AI-Assisted SmartBrake is an innovative Automatic Braking System that harnesses the power of YOLOv5 and OpenCV to provide advanced object detection and collision avoidance capabilities. This cutting-edge system is designed specially for robots and even enhance road safety and prevent accidents by detecting potential obstacles, pedestrians, and vehicles in real-time.

Features:

YOLOv5 Object Detection: Utilizes the state-of-the-art YOLOv5 model for robust and accurate object detection. Real-Time Collision Avoidance: Instantly activates the vehicle's braking system upon detecting potential collisions. High-Performance OpenCV: Leverages the power of OpenCV for efficient image processing and analysis.
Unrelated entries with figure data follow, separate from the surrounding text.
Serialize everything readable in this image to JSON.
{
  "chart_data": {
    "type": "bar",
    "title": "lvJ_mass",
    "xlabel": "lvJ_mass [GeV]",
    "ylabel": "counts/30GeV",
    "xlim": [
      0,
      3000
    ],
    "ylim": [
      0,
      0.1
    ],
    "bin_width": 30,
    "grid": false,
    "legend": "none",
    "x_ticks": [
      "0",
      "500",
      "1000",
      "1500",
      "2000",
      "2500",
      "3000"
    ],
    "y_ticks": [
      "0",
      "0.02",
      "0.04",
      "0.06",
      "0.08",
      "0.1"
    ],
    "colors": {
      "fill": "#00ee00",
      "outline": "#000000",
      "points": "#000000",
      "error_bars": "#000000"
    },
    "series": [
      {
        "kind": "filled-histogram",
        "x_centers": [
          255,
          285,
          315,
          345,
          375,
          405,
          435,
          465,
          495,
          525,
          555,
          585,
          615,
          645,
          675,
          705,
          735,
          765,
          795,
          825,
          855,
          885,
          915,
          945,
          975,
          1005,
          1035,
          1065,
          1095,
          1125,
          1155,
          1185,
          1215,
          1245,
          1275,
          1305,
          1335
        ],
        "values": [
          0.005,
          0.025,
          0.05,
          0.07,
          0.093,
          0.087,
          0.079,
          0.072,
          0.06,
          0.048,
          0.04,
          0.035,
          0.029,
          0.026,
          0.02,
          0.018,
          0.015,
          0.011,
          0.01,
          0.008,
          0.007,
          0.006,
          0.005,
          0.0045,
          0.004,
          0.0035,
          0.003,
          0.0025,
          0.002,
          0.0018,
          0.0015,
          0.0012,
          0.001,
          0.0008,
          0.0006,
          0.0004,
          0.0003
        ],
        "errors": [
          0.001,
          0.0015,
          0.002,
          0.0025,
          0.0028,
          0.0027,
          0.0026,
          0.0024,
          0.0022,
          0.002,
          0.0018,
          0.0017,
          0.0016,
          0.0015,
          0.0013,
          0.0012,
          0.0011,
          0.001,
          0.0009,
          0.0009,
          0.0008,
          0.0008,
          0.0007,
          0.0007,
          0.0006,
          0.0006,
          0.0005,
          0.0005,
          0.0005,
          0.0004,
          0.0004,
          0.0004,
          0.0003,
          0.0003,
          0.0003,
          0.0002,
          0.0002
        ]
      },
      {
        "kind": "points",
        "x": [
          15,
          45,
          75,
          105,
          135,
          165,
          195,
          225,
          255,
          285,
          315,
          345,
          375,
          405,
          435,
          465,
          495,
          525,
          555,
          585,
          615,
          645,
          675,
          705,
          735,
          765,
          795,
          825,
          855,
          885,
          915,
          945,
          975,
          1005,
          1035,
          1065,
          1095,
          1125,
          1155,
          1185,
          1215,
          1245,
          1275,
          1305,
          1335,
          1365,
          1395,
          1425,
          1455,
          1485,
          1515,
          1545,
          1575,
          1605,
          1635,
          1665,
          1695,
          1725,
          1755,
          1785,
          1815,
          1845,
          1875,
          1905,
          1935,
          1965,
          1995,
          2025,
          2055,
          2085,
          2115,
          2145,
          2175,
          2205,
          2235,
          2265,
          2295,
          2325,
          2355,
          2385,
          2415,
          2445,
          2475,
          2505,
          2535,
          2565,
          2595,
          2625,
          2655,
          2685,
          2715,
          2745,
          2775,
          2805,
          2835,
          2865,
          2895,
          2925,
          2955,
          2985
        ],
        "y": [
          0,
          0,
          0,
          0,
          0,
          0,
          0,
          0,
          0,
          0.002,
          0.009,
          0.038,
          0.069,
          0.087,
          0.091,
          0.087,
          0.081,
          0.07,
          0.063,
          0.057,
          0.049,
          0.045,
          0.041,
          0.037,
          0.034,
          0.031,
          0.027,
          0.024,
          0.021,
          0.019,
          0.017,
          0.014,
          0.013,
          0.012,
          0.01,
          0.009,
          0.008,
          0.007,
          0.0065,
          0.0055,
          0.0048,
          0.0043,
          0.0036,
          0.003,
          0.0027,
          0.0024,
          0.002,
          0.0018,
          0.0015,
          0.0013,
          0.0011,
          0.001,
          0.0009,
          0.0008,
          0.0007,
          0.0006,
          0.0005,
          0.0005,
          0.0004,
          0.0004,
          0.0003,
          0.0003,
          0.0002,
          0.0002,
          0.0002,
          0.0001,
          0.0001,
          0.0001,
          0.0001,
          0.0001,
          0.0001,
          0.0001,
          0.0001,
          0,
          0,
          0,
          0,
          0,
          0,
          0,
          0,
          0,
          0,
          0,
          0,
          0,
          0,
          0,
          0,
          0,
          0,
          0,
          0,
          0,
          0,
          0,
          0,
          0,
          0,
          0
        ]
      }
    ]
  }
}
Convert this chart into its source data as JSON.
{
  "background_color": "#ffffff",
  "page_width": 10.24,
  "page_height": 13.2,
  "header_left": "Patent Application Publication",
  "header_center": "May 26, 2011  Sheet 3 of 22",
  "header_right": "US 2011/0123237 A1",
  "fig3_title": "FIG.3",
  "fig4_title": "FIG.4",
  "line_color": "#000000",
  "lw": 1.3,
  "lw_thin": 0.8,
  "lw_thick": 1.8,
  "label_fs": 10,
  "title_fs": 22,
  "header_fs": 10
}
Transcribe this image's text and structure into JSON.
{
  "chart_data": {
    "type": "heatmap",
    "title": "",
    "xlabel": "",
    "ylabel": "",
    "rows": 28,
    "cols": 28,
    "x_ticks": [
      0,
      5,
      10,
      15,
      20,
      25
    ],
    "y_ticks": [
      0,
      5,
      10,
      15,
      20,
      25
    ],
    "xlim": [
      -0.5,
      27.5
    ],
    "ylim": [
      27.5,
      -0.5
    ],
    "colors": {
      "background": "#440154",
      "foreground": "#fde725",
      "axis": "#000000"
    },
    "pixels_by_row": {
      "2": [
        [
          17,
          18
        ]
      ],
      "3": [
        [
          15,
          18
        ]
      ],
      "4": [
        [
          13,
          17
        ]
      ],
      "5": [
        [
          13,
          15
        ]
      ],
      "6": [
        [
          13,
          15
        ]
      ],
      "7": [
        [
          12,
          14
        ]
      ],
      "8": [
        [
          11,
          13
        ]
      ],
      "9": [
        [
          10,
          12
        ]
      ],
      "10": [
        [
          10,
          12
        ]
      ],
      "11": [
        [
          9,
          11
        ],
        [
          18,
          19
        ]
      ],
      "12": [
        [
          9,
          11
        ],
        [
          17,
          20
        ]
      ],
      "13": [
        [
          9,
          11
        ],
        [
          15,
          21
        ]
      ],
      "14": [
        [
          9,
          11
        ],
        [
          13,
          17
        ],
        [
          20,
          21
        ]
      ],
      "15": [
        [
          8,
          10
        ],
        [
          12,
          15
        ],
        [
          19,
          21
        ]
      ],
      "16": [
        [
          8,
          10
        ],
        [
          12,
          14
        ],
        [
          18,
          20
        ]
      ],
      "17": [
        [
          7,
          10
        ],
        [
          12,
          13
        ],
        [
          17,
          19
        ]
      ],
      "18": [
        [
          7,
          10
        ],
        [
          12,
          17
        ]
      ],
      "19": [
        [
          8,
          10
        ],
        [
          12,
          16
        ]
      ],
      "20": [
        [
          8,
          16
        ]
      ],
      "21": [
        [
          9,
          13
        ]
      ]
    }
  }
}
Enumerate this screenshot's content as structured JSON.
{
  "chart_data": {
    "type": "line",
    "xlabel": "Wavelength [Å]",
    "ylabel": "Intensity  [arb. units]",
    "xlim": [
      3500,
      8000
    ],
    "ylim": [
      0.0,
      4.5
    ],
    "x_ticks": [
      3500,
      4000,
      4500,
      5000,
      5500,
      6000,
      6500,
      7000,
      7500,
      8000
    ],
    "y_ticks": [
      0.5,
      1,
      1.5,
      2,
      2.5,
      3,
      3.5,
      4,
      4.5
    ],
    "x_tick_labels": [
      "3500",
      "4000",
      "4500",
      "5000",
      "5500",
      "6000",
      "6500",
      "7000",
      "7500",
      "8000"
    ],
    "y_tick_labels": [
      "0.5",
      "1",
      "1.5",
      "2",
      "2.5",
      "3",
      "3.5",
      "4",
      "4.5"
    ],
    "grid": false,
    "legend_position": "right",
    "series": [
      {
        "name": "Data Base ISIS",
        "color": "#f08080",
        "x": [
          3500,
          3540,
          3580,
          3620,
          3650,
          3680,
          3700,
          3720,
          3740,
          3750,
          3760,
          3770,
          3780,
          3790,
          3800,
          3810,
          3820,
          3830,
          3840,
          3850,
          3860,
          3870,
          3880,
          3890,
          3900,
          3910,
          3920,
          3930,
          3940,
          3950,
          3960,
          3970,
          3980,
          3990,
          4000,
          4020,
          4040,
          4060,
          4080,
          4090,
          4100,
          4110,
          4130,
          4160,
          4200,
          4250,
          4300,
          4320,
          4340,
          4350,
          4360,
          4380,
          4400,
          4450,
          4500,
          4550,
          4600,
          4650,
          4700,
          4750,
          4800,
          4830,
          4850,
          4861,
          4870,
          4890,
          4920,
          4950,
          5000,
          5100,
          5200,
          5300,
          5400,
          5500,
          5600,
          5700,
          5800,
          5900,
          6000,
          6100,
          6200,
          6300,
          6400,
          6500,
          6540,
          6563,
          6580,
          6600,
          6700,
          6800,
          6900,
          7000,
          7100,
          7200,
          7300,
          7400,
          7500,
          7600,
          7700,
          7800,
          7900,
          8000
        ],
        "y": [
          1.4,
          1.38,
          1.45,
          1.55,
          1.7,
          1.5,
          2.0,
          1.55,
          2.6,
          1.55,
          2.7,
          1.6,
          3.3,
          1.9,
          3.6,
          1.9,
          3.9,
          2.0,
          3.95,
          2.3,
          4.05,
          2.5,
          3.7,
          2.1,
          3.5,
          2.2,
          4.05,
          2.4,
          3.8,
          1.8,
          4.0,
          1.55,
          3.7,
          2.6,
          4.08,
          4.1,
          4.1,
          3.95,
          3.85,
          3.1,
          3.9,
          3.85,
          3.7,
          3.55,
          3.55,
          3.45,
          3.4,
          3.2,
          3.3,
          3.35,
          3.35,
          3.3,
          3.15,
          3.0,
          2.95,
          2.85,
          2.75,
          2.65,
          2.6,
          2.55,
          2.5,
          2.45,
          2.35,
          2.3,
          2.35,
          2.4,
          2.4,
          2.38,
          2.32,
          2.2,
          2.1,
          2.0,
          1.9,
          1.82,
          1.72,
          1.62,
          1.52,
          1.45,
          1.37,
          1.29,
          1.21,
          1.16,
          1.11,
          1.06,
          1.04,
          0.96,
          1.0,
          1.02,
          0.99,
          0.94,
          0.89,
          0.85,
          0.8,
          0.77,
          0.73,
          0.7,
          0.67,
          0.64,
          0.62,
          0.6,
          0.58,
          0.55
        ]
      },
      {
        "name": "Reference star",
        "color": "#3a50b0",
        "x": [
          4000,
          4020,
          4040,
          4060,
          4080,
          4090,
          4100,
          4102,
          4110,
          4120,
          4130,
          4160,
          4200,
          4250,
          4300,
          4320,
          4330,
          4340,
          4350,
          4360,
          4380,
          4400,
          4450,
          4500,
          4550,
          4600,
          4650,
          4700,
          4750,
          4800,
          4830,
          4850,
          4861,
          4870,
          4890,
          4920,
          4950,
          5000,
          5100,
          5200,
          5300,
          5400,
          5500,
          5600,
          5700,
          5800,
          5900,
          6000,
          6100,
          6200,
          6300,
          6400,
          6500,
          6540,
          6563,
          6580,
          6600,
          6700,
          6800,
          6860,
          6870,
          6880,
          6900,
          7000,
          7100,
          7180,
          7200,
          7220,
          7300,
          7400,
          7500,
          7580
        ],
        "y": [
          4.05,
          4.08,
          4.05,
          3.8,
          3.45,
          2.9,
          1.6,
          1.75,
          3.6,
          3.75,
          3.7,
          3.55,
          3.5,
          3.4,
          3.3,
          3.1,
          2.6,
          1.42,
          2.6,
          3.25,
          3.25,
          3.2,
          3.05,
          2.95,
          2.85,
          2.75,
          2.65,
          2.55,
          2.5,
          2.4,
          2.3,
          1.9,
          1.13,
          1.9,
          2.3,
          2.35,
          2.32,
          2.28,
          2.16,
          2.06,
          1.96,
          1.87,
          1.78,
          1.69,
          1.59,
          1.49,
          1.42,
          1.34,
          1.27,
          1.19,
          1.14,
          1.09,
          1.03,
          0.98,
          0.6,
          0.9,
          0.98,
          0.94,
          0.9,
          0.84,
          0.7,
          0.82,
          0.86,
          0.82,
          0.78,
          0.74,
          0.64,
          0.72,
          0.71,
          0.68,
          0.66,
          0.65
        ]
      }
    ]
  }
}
Customizable Thresholds: Offers adjustable sensitivity levels for personalized safety preferences. Seamless Integration: Easily integrated into autonomous vehicles and robotic applications.

How It Works:

  • YOLOv5 Model: The system employs YOLOv5, a deep learning-based object detection model, to identify objects in the vehicle's path.
  • Real-Time Detection: Using live video feed from cameras, the system performs real-time object detection for timely decision-making.
  • Collision Avoidance: Upon identifying potential obstacles, SmartBrake automatically engages the brakes to prevent collisions.
  • Customizable Safety: Users can fine-tune the system's sensitivity to suit different driving conditions.

Prerequisites

  • Python 3.x
  • OpenCV
  • PyTorch
  • NumPy

Installation

  1. Clone this repository.
  2. Install the required dependencies
pip3 install torch opencv numpy

Usage

  1. Download pre-trained YOLOv5 weights or train your own model.
  2. Provide the path to the YOLOv5 weights in the code.
  3. Run the script with the video file.
  4. View the results.

For more detailed usage instructions and options, refer to the project documentation.

Run

python3 yoloV5_abs.py

Contributing

Contributions are welcome! If you find any issues or have suggestions for improvements, please open an issue or submit a pull request.